Die Politiker*innen wollen diese wichtige gesellschaftliche Aufgabe also weiterhin gemeinnützigen Organisationen überlassen. Das ist nicht akzeptabel!“, kritisiert Dr. Claudia Tamm mit Nachdruck.
a+G bietet Menschen ohne Krankenversicherung medizinische Versorgung an; die Medinetze Mainz und Koblenz vermitteln eine ebensolche. Jedoch sind ihre Möglichkeiten begrenzt und von ehrenamtlichem Engagement und Spenden abhängig.
Um das Ausmaß der Problematik zu verdeutlichen, haben sie die Behandlungen von Betroffenen aus ganz Rheinland-Pfalz im Kalenderjahr 2023 auf reiner Spendenbasis finanziert, um die Bedarfe auszuwerten: Es wurden dabei etwa 50.000 € aufgewendet, wobei die Hälfte der Patient*innen Ausgaben unter 150 € verursachte. In nur 10 Fällen entstanden Kosten über 2000 €, darunter waren z. B. drei Geburten und eine Unterschenkelprothese. Die höchsten Ausgaben für eine Einzelperson lagen bei 6.400 €.
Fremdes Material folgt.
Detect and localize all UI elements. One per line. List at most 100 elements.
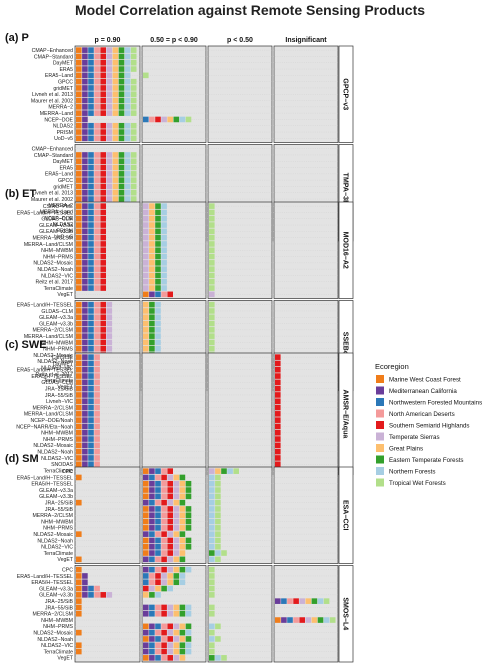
ecoregion-cell: [94, 177, 100, 183]
ecoregion-cell: [161, 272, 167, 279]
ecoregion-cell: [130, 78, 137, 85]
ecoregion-cell: [112, 78, 119, 85]
ecoregion-cell: [130, 189, 137, 196]
ecoregion-cell: [161, 247, 167, 254]
legend-swatch: [376, 398, 384, 406]
ecoregion-cell: [94, 429, 100, 436]
ecoregion-cell: [275, 598, 281, 604]
ecoregion-cell: [143, 531, 149, 537]
ecoregion-cell: [209, 556, 215, 563]
ecoregion-cell: [167, 512, 173, 519]
ecoregion-cell: [112, 66, 119, 72]
ecoregion-cell: [161, 550, 167, 556]
ecoregion-cell: [100, 196, 106, 202]
ecoregion-cell: [106, 189, 113, 196]
ecoregion-cell: [215, 550, 221, 556]
ecoregion-cell: [275, 373, 281, 379]
legend-swatch: [376, 432, 384, 441]
ecoregion-cell: [82, 448, 88, 455]
ecoregion-cell: [275, 461, 281, 468]
ecoregion-cell: [94, 152, 100, 158]
ecoregion-cell: [100, 91, 106, 98]
ecoregion-cell: [293, 617, 299, 623]
ecoregion-cell: [149, 222, 155, 228]
model-label: CPC: [62, 469, 73, 475]
ecoregion-cell: [88, 110, 94, 116]
ecoregion-cell: [94, 278, 100, 285]
ecoregion-cell: [143, 468, 149, 474]
ecoregion-cell: [94, 272, 100, 279]
ecoregion-cell: [88, 189, 94, 196]
model-label: GLEAM−v3.3b: [39, 593, 73, 599]
ecoregion-cell: [287, 598, 293, 604]
ecoregion-cell: [82, 59, 88, 66]
ecoregion-cell: [155, 525, 161, 531]
ecoregion-cell: [100, 592, 106, 598]
ecoregion-cell: [299, 598, 305, 604]
model-label: NLDAS2−Noah: [37, 450, 73, 456]
ecoregion-cell: [209, 468, 215, 474]
ecoregion-cell: [106, 308, 113, 314]
ecoregion-cell: [124, 135, 131, 142]
ecoregion-cell: [149, 493, 155, 500]
ecoregion-cell: [76, 648, 82, 655]
ecoregion-cell: [94, 308, 100, 314]
ecoregion-cell: [88, 183, 94, 190]
ecoregion-cell: [185, 506, 192, 512]
ecoregion-cell: [155, 203, 161, 209]
ecoregion-cell: [88, 59, 94, 66]
ecoregion-cell: [143, 556, 149, 563]
ecoregion-cell: [161, 209, 167, 216]
ecoregion-cell: [100, 164, 106, 171]
model-label: NLDAS2−VIC: [41, 366, 73, 372]
ecoregion-cell: [82, 171, 88, 177]
model-label: ERA5−Land/H−TESSEL: [17, 303, 73, 309]
ecoregion-cell: [275, 617, 281, 623]
ecoregion-cell: [88, 66, 94, 72]
ecoregion-cell: [179, 579, 186, 586]
ecoregion-cell: [94, 320, 100, 327]
ecoregion-cell: [143, 499, 149, 506]
ecoregion-cell: [143, 266, 149, 272]
ecoregion-cell: [82, 585, 88, 592]
ecoregion-cell: [155, 278, 161, 285]
model-label: GLEAM−v3.3a: [39, 586, 73, 592]
product-strip: [338, 201, 354, 299]
ecoregion-cell: [143, 474, 149, 481]
ecoregion-cell: [76, 253, 82, 260]
model-label: NLDAS2−Mosaic: [33, 532, 73, 538]
ecoregion-cell: [215, 531, 221, 537]
ecoregion-cell: [76, 531, 82, 537]
ecoregion-cell: [155, 499, 161, 506]
ecoregion-cell: [209, 278, 215, 285]
ecoregion-cell: [82, 177, 88, 183]
model-label: ERA5/H−TESSEL: [31, 374, 73, 380]
ecoregion-cell: [118, 135, 125, 142]
model-label: NLDAS2−VIC: [41, 545, 73, 551]
ecoregion-cell: [130, 53, 137, 60]
ecoregion-cell: [82, 278, 88, 285]
ecoregion-cell: [221, 468, 227, 474]
model-label: PRISM: [57, 130, 73, 136]
ecoregion-cell: [155, 215, 161, 222]
model-label: JRA−55/SiB: [45, 393, 74, 399]
model-label: Livneh et al. 2013: [32, 92, 73, 98]
ecoregion-cell: [118, 78, 125, 85]
ecoregion-cell: [94, 411, 100, 417]
ecoregion-cell: [76, 203, 82, 209]
ecoregion-cell: [143, 585, 149, 592]
ecoregion-cell: [215, 655, 221, 661]
ecoregion-cell: [94, 122, 100, 129]
model-label: UoD−v5: [54, 136, 73, 142]
ecoregion-cell: [167, 518, 173, 525]
ecoregion-cell: [155, 531, 161, 537]
ecoregion-cell: [173, 629, 180, 636]
model-label: Reitz et al. 2017: [36, 372, 74, 378]
ecoregion-cell: [179, 116, 186, 123]
ecoregion-cell: [100, 247, 106, 254]
legend-swatch: [376, 455, 384, 464]
ecoregion-cell: [173, 531, 180, 537]
ecoregion-cell: [82, 579, 88, 586]
ecoregion-cell: [149, 506, 155, 512]
ecoregion-cell: [88, 327, 94, 333]
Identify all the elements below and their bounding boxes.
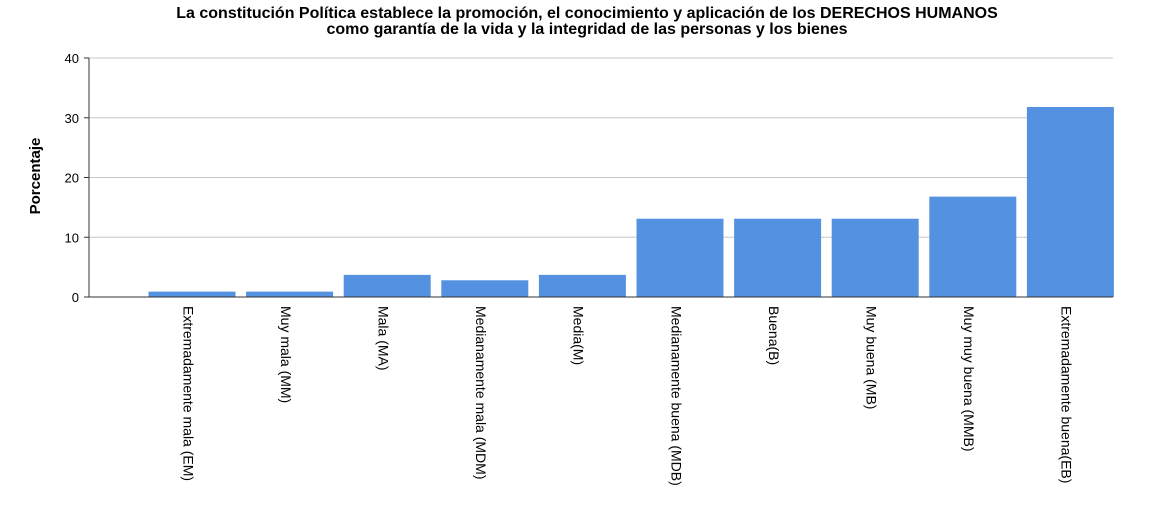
y-tick-label: 0 bbox=[72, 290, 79, 305]
chart-title-line-1: La constitución Política establece la pr… bbox=[176, 5, 998, 22]
bar bbox=[148, 291, 236, 297]
bar bbox=[734, 218, 822, 297]
bar bbox=[929, 196, 1017, 297]
y-tick-label: 10 bbox=[65, 230, 79, 245]
bar bbox=[441, 280, 529, 297]
x-tick-label: Muy muy buena (MMB) bbox=[961, 306, 977, 451]
x-tick-label: Medianamente buena (MDB) bbox=[668, 306, 684, 486]
bars bbox=[148, 106, 1114, 298]
x-tick-label: Buena(B) bbox=[766, 306, 782, 365]
bar bbox=[1026, 106, 1114, 298]
bar bbox=[246, 291, 334, 297]
bar bbox=[538, 274, 626, 297]
chart-title: La constitución Política establece la pr… bbox=[0, 6, 1174, 38]
x-tick-label: Extremadamente buena(EB) bbox=[1059, 306, 1075, 483]
y-tick-labels: 0 10 20 30 40 bbox=[65, 51, 89, 305]
x-tick-label: Muy mala (MM) bbox=[278, 306, 294, 403]
x-tick-label: Medianamente mala (MDM) bbox=[473, 306, 489, 480]
x-tick-label: Media(M) bbox=[571, 306, 587, 365]
bar bbox=[831, 218, 919, 297]
bar bbox=[636, 218, 724, 297]
bar bbox=[343, 274, 431, 297]
y-tick-label: 40 bbox=[65, 51, 79, 66]
x-tick-label: Extremadamente mala (EM) bbox=[180, 306, 196, 481]
x-tick-labels: Extremadamente mala (EM) Muy mala (MM) Mal… bbox=[180, 306, 1074, 486]
x-tick-label: Muy buena (MB) bbox=[863, 306, 879, 409]
y-tick-label: 20 bbox=[65, 171, 79, 186]
chart-title-line-2: como garantía de la vida y la integridad… bbox=[326, 21, 848, 38]
x-tick-label: Mala (MA) bbox=[375, 306, 391, 371]
y-tick-label: 30 bbox=[65, 111, 79, 126]
y-axis-label: Porcentaje bbox=[27, 138, 44, 215]
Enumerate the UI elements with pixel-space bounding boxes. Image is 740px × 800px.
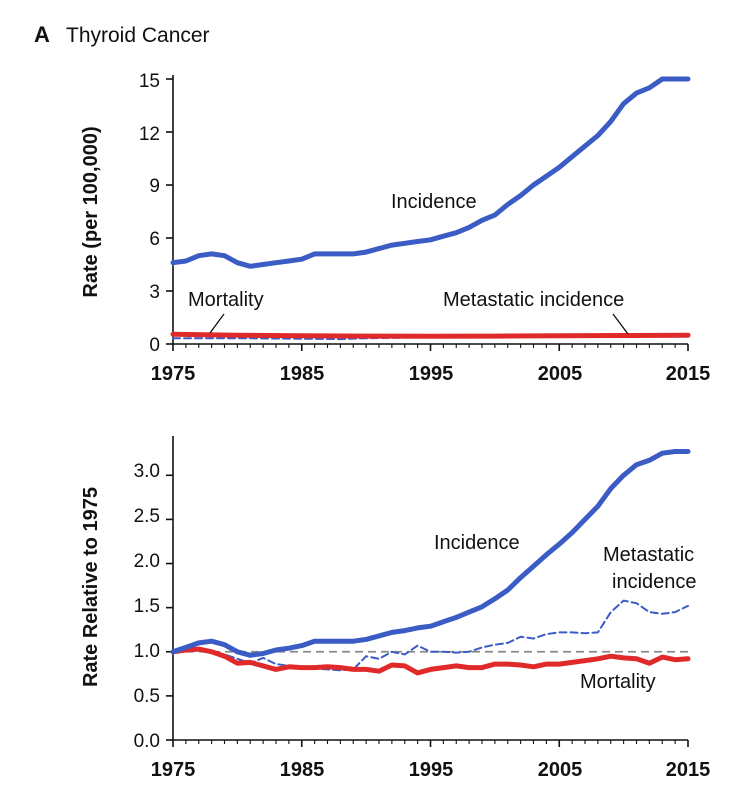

Die insgesamt 66 Patient*innen kamen hauptsächlich aus Mainz und Koblenz sowie den angrenzenden Landkreisen. „Der Bedarf für ganz Rheinland-Pfalz wird demnach größer sein – ein Maßstab ist nun aber geschaffen“, erklärt Johannes Lauxen. „Es kann nicht sein, dass arme, kranke Menschen in Rheinland-Pfalz weiterhin ignoriert und allein gelassen werden. Seit Jahren wird die Regierung über diesen Missstand aufgeklärt!“
a+G und die Medinetze fordern die sofortige Einrichtung eines landesweiten Behandlungsfonds zur Finanzierung von notwendigen medizinischen Behandlungen für nicht-krankenversicherte Menschen. In Thüringen und Berlin gibt es diese Möglichkeit bereits. Deutschlandweit sind diesem Beispiel Bonn, Hannover, München und andere Kommunen gefolgt.
Wann handelt Rheinland-Pfalz?
Im Juni 2024 werden sich die Organisationen mit Verantwortlichen des Ministeriums für Arbeit, Soziales, Transformation und Digitalisierung, mit Vertretern des Ministeriums für Wissenschaft und Gesundheit, sowie mit dem Mainzer Sozialdezernenten Dr. Eckart Lensch zu einem Austausch treffen. „Wir fordern klare Antworten und unmittelbare Maßnahmen, wir akzeptieren keine weiteren Vertröstungen mehr!“, schließt Johannes Lauxen.